Quatre puits ont été creusés sur la plage en face de l'usine pour pomper directement l'eau de la mer et alimenter 75.000 Gazaouis. Mais deux mois après son inauguration, l'usine est silencieuse. Elle ne fonctionne que deux à trois heures par jour, regrette Mohanial Peiris, spécialiste eau à l'Unicef et qui supervise le projet : "l'usine est branchée au réseau d'électricité, mais comme vous le savez, il y a une pénurie à Gaza.

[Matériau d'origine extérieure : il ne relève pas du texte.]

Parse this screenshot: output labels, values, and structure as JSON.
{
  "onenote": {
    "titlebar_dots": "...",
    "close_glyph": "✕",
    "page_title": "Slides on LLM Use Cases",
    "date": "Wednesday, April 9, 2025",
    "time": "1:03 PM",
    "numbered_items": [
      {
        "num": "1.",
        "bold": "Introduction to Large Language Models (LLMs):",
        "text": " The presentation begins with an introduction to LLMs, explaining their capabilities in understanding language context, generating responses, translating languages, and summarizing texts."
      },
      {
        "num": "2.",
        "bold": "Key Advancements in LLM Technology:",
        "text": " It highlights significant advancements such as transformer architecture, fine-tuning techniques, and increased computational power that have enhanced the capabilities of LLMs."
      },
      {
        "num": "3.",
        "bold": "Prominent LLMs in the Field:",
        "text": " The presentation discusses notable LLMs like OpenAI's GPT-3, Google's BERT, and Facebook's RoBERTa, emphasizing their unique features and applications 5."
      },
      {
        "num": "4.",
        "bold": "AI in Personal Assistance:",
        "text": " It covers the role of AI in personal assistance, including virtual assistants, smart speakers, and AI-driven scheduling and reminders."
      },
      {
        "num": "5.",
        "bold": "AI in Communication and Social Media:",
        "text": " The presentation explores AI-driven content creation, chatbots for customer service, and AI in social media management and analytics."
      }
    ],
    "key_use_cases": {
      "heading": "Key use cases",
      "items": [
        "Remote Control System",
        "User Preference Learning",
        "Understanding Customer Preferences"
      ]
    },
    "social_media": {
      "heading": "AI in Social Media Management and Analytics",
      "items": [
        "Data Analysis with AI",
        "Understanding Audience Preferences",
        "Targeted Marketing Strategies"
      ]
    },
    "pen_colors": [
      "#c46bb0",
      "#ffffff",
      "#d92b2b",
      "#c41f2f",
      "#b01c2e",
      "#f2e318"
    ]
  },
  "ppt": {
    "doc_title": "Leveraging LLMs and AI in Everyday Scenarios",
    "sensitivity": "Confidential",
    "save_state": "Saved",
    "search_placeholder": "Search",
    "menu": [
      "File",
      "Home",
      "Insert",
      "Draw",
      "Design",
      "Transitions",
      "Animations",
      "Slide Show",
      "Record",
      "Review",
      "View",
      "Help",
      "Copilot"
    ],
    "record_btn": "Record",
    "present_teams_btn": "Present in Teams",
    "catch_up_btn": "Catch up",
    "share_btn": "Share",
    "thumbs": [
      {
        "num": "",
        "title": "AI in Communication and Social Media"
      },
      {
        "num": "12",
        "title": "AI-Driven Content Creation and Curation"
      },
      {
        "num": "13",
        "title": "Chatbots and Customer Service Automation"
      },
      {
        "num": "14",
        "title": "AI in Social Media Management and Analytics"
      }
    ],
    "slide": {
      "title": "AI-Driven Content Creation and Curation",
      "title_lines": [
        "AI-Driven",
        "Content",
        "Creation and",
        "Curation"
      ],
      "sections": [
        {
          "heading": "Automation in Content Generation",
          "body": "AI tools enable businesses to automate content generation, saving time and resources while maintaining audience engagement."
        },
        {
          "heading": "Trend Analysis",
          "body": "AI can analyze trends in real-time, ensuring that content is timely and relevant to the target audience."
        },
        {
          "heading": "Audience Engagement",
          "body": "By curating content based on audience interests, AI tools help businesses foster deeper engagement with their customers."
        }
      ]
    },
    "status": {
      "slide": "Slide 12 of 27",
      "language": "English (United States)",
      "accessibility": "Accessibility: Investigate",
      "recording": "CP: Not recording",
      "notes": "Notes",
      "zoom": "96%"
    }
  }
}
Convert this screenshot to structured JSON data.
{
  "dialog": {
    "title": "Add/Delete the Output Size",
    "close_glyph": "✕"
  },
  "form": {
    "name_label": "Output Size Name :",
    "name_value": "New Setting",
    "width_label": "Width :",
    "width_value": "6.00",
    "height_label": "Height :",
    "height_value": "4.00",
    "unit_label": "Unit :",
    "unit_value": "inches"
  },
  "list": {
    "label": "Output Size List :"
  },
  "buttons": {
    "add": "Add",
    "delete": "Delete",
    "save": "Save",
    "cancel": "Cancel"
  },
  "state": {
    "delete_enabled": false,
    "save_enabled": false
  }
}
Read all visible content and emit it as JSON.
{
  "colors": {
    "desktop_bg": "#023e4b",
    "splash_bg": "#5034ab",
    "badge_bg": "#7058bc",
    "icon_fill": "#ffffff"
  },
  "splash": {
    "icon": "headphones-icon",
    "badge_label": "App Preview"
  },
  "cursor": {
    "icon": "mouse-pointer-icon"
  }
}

Les autorités ont promis qu'elles nous fourniraient la quantité nécessaire, 1, 5 megawatt, mais malheureusement, on a toujours des difficultés pour l'obtenir de façon régulière…"

Les techniques de dessalement sont très gourmandes en énergie. La crise de l'eau à Gaza est donc directement liée à la pénurie d'électricité. Les deux millions de Gazaouis sont habitués à vivre depuis des années avec 8 heures de courant par jour, seulement.